(760a) Response of Low-Permeability Carbonate Samples to CO2-Brine Exposure: Experiments & Modeling
AIChE Annual Meeting
2013
2013 AIChE Annual Meeting
Topical Conference: Advanced Fossil Energy Utilization
Rock-Fluid Interactions and Carbon Storage Risk
Thursday, November 7, 2013 - 3:15pm to 3:40pm
Several large-scale subsurface carbon utilization and sequestration projects have been implemented in response to rising levels of atmospheric carbon dioxide (CO2). Good candidate scenarios include former CO2-enhanced-oil-recovery fields, which can be transitioned into long-term CO2 storage sites given the presence of a sufficiently impermeable “seal” formation. Because of the high reactivity of carbonate minerals such as calcite and dolomite under CO2-acidified conditions, carbonate reservoir formations can be expected to respond to CO2 injection near the injection zone with generation of new pore space (and potential permeability enhancement), as CO2-charged fluids partially dissolve carbonate host minerals until chemical equilibrium is reached. However, this same type of reaction can also lead to the formation of less desirable fast fluid pathways if the seal formation also includes carbonate minerals, and these preferential pathways could allow leakage of CO2 into overlying geologic units.

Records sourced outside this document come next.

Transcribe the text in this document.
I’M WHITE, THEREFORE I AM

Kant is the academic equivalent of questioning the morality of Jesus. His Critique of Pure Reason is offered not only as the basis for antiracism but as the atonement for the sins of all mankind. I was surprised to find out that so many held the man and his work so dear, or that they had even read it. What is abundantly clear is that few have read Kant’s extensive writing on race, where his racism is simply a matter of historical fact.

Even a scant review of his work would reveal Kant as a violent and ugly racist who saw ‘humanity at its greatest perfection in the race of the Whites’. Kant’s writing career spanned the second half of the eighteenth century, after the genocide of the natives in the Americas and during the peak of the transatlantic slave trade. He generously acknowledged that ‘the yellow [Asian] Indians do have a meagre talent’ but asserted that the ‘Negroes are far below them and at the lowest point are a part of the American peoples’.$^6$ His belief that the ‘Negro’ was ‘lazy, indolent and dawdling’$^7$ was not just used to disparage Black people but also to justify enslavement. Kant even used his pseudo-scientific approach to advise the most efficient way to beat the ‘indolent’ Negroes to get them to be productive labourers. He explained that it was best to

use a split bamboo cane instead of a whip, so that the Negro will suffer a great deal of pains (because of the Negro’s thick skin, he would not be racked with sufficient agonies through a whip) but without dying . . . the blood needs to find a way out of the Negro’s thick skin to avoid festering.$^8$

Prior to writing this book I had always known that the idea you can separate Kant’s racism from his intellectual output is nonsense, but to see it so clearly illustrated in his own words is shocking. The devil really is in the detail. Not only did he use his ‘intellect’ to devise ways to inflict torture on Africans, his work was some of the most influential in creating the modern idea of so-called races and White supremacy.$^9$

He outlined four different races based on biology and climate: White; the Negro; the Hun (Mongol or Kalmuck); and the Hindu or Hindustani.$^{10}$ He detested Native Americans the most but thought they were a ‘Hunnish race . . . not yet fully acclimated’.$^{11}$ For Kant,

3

A full understanding of the impact of chemical and mechanical stresses (e.g., fluid-mineral disequilibria, fluctuating reservoir conditions, etc.) resulting from CO2 injection, and description and/or prediction of how these stresses will translate into meaningful changes in permeability throughout the storage reservoir, is an ongoing active area of research.

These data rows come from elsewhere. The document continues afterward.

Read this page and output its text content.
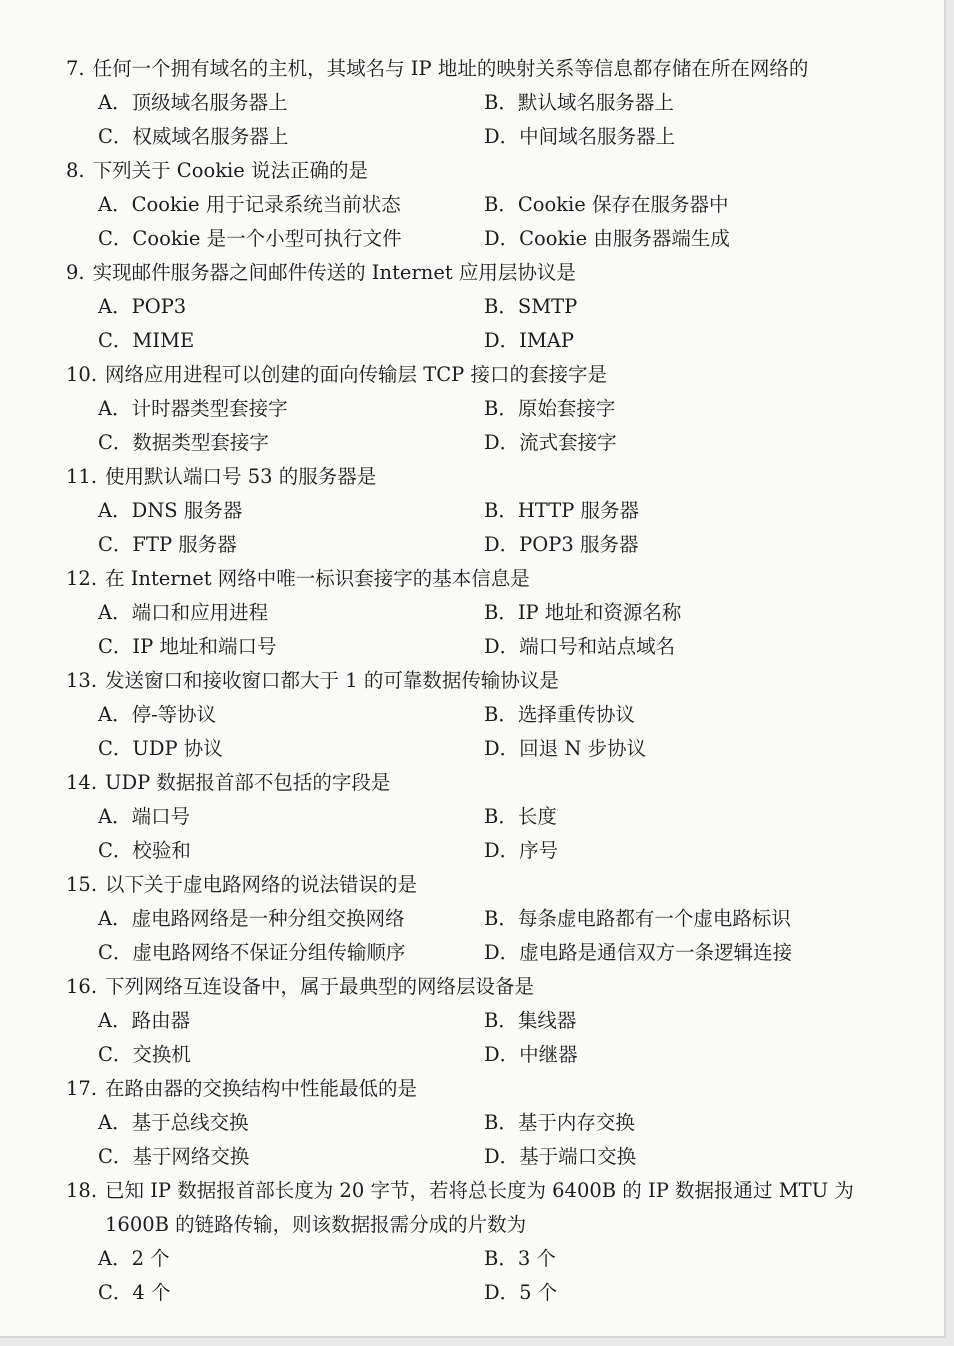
7. 任何一个拥有域名的主机，其域名与 IP 地址的映射关系等信息都存储在所在网络的
A．顶级域名服务器上	B．默认域名服务器上
C．权威域名服务器上	D．中间域名服务器上
8. 下列关于 Cookie 说法正确的是
A．Cookie 用于记录系统当前状态	B．Cookie 保存在服务器中
C．Cookie 是一个小型可执行文件	D．Cookie 由服务器端生成
9. 实现邮件服务器之间邮件传送的 Internet 应用层协议是
A．POP3	B．SMTP
C．MIME	D．IMAP
10. 网络应用进程可以创建的面向传输层 TCP 接口的套接字是
A．计时器类型套接字	B．原始套接字
C．数据类型套接字	D．流式套接字
11. 使用默认端口号 53 的服务器是
A．DNS 服务器	B．HTTP 服务器
C．FTP 服务器	D．POP3 服务器
12. 在 Internet 网络中唯一标识套接字的基本信息是
A．端口和应用进程	B．IP 地址和资源名称
C．IP 地址和端口号	D．端口号和站点域名
13. 发送窗口和接收窗口都大于 1 的可靠数据传输协议是
A．停-等协议	B．选择重传协议
C．UDP 协议	D．回退 N 步协议
14. UDP 数据报首部不包括的字段是
A．端口号	B．长度
C．校验和	D．序号
15. 以下关于虚电路网络的说法错误的是
A．虚电路网络是一种分组交换网络	B．每条虚电路都有一个虚电路标识
C．虚电路网络不保证分组传输顺序	D．虚电路是通信双方一条逻辑连接
16. 下列网络互连设备中，属于最典型的网络层设备是
A．路由器	B．集线器
C．交换机	D．中继器
17. 在路由器的交换结构中性能最低的是
A．基于总线交换	B．基于内存交换
C．基于网络交换	D．基于端口交换
18. 已知 IP 数据报首部长度为 20 字节，若将总长度为 6400B 的 IP 数据报通过 MTU 为 1600B 的链路传输，则该数据报需分成的片数为
A．2 个	B．3 个
C．4 个	D．5 个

To address these questions, we present results from several core-flood experiments, conducted at in situ storage temperature and pressure, on well-characterized low-permeability carbonate core samples from two different carbon storage sites (Weyburn, Saskatchewan, Canada; Wellington, Kansas, USA). The purpose of these experiments was to explore the effects of physical (pore versus mineral distribution, connectivity of pore space) and chemical (variable CO2(aq) concentrations, carbonate versus non-carbonate mineral distribution) heterogeneity on the evolution of permeability within these core samples. To quantify these attributes, each sample was imaged via X-ray microtomography both prior to and after each brine-CO2 core-flooding experiment. Geochemical fluid samples were also collected throughout each experiment and interpreted to define each sample’s approach to specific fluid-mineral saturation states. The range of initial bulk permeability of these carbonate samples spans at least five orders of magnitude; however, it is evident that it is not necessarily the initial permeability value but rather the contrast in permeability between neighboring regions that controls the ultimate evolution of fluid flow within these samples. In addition to the characterization and experimental data, we also present reactive transport model simulations, which were conducted to calibrate the relationships between porosity, permeability, and carbonate dissolution rate laws. Our results, to date, indicate that a continuum-scale model can be used to describe the evolution of permeability in a reactive carbonate-brine-CO2 system, provided that effective permeability can be reproduced well at the model element scale. Correlations between changing porosity and permeability values can also be constrained using the available experimental data. However, we find that even at the high resolution of the tomography data, difficulties arise in adequately describing the effective reactive specific surface area of minerals within these samples. Thus, additional adjustment of kinetic rate constant values is necessary in order to account for order-of-magnitude uncertainties in surface area estimations.